Is there already an index on the Bird_nests table? If so, what is that index and will SQLite use it in the above query? Why or why not?
Will adding an index on a column not mentioned in the WHERE clause be used by the database? Why or why not?
Part 2
Query optimization, which falls under the general heading of “database tuning,” is a complex subject, as query performance depends on the query or queries being supported, the distribution and nature of the data, the abilities and characteristics of the query planner, and the costs of creating and maintaining indexes. Still, we can make a general observation about what makes for a good index (“good” meaning improving query performance here) by examining the effects of adding different indexes on the Bird_nests table and timing the above query.

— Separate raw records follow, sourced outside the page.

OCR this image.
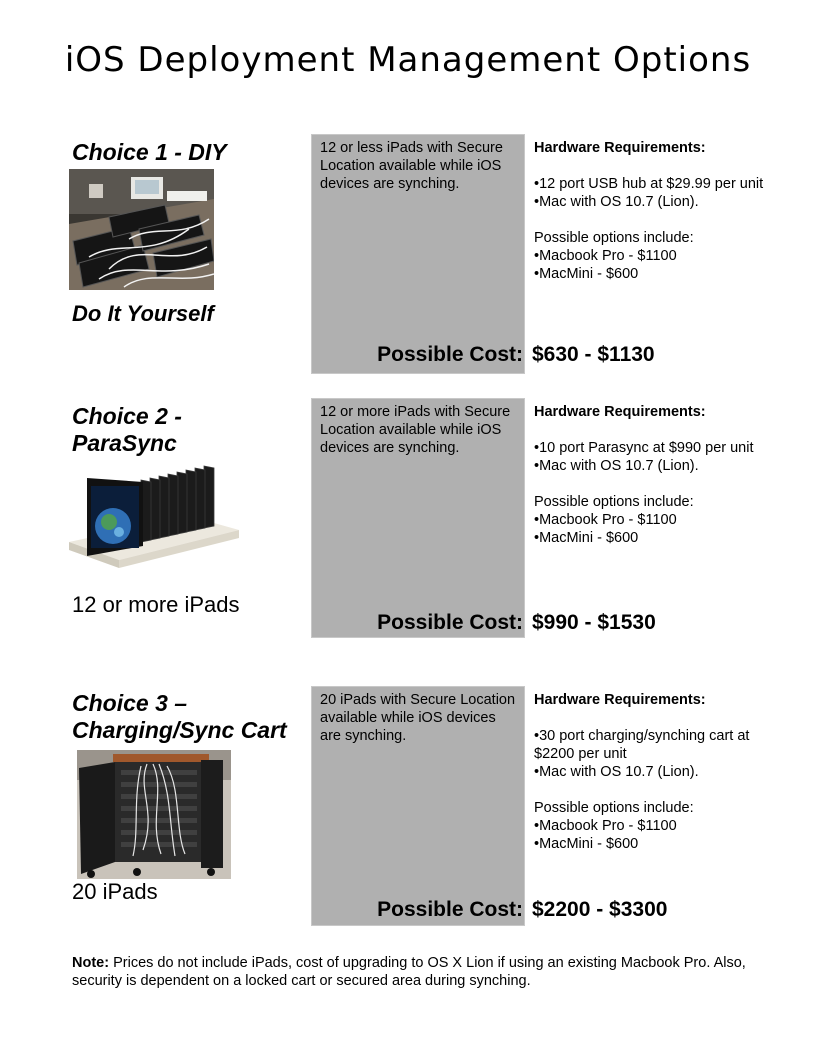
iOS Deployment Management Options
Choice 1 - DIY
Do It Yourself
12 or less iPads with Secure Location available while iOS devices are synching.
Hardware Requirements:
•12 port USB hub at $29.99 per unit
•Mac with OS 10.7 (Lion).
Possible options include:
•Macbook Pro - $1100
•MacMini - $600
Possible Cost: $630 - $1130
Choice 2 - ParaSync
12 or more iPads
12 or more iPads with Secure Location available while iOS devices are synching.
Hardware Requirements:
•10 port Parasync at $990 per unit
•Mac with OS 10.7 (Lion).
Possible options include:
•Macbook Pro - $1100
•MacMini - $600
Possible Cost: $990 - $1530
Choice 3 – Charging/Sync Cart
20 iPads
20 iPads with Secure Location available while iOS devices are synching.
Hardware Requirements:
•30 port charging/synching cart at $2200 per unit
•Mac with OS 10.7 (Lion).
Possible options include:
•Macbook Pro - $1100
•MacMini - $600
Possible Cost: $2200 - $3300
Note: Prices do not include iPads, cost of upgrading to OS X Lion if using an existing Macbook Pro. Also, security is dependent on a locked cart or secured area during synching.
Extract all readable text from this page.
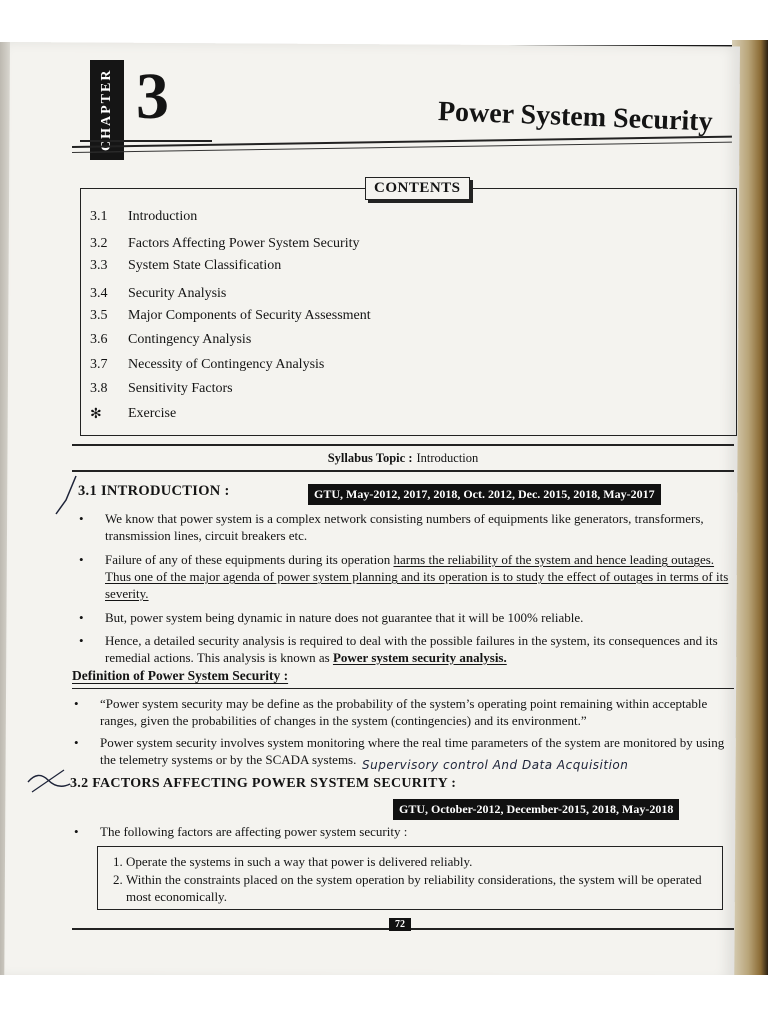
CHAPTER 3	Power System Security
CONTENTS
3.1	Introduction
3.2	Factors Affecting Power System Security
3.3	System State Classification
3.4	Security Analysis
3.5	Major Components of Security Assessment
3.6	Contingency Analysis
3.7	Necessity of Contingency Analysis
3.8	Sensitivity Factors
✻	Exercise
Syllabus Topic : Introduction
3.1 INTRODUCTION :	GTU, May-2012, 2017, 2018, Oct. 2012, Dec. 2015, 2018, May-2017
• We know that power system is a complex network consisting numbers of equipments like generators, transformers, transmission lines, circuit breakers etc.
• Failure of any of these equipments during its operation harms the reliability of the system and hence leading outages. Thus one of the major agenda of power system planning and its operation is to study the effect of outages in terms of its severity.
• But, power system being dynamic in nature does not guarantee that it will be 100% reliable.
• Hence, a detailed security analysis is required to deal with the possible failures in the system, its consequences and its remedial actions. This analysis is known as Power system security analysis.
Definition of Power System Security :
• “Power system security may be define as the probability of the system’s operating point remaining within acceptable ranges, given the probabilities of changes in the system (contingencies) and its environment.”
• Power system security involves system monitoring where the real time parameters of the system are monitored by using the telemetry systems or by the SCADA systems. Supervisory control And Data Acquisition
3.2 FACTORS AFFECTING POWER SYSTEM SECURITY :
GTU, October-2012, December-2015, 2018, May-2018
• The following factors are affecting power system security :
1. Operate the systems in such a way that power is delivered reliably.
2. Within the constraints placed on the system operation by reliability considerations, the system will be operated most economically.
72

Your task is to conduct at least 10 experiments. In each experiment perform the following steps:
- Create an index on a column or columns.
- Time the above query.
- Drop the index (to avoid accumulating indexes on the table).
- Also, determine the number of distinct values in the index, i.e., the number of distinct values in the column or number of distinct tuples if the index is over multiple columns.
What experiments to run?
- Run an initial experiment with no added index. For this experiment only, record the number of distinct values as 1.
- Try adding an index on each column mentioned in the WHERE clause (e.g., Site): that’s 5 experiments right there.
- For other experiments, try adding an index on multiple columns, e.g., Site and Observer, or even 3 or 4 columns together.
When done, you will want your results in the form of a CSV file with three columns: label, query time, and number of distinct values.
For timing, you will probably want to use the Bash test harness you developed in week 5. You can run your test harness manually, and manually retrieve the number of distinct values for step 4 above. But you can also automate the whole process; some hints for doing so are below. Be careful when running your test harness, as in the end you want just one row in your CSV file per experiment.
Once you have your data, load it in Jupyter or RStudio and create a log-log scatter plot of the number of distinct index values (X axis) versus query time (Y axis). (Results will be difficult to see if both axes are not logarithmic.) What relationship do you observe? Please hypothesize why you see the relationship you do.
Please upload your Jupyter notebook or Rmarkdown document. You do not need to submit your data.
Modifying your test harness
A few tips on modifying your test harness to make it more useful for this assignment. First, if you find it annoying to have to try different numbers of repetitions to get positive and more precise timings, you can automate your script to try different numbers of repetitions until it achieves something reasonable. Here’s one idea:
num_reps=1
while true; do
start=$SECONDS
for _ in $(seq $num_reps); do
sqlite3 $db_file "$query" >& /dev/null
done
end=$SECONDS
if [ $((end - start)) -gt 3 ]; then
break
fi
echo "Too fast, trying again!"
num_reps=$((num_reps * 10))
done
This will try 1 repetition, then 10, then 100, etc.
Second, you can gather the number of distinct values by adding an sqlite3 -csv $db_file "$num_values_query"
command and saving the output in a variable, and then echoing that variable out to your CSV file along with your other variables.
And third, if you make the column(s) you want to index an argument to your script, you can automate adding and dropping indexes by adding more sqlite3 commands.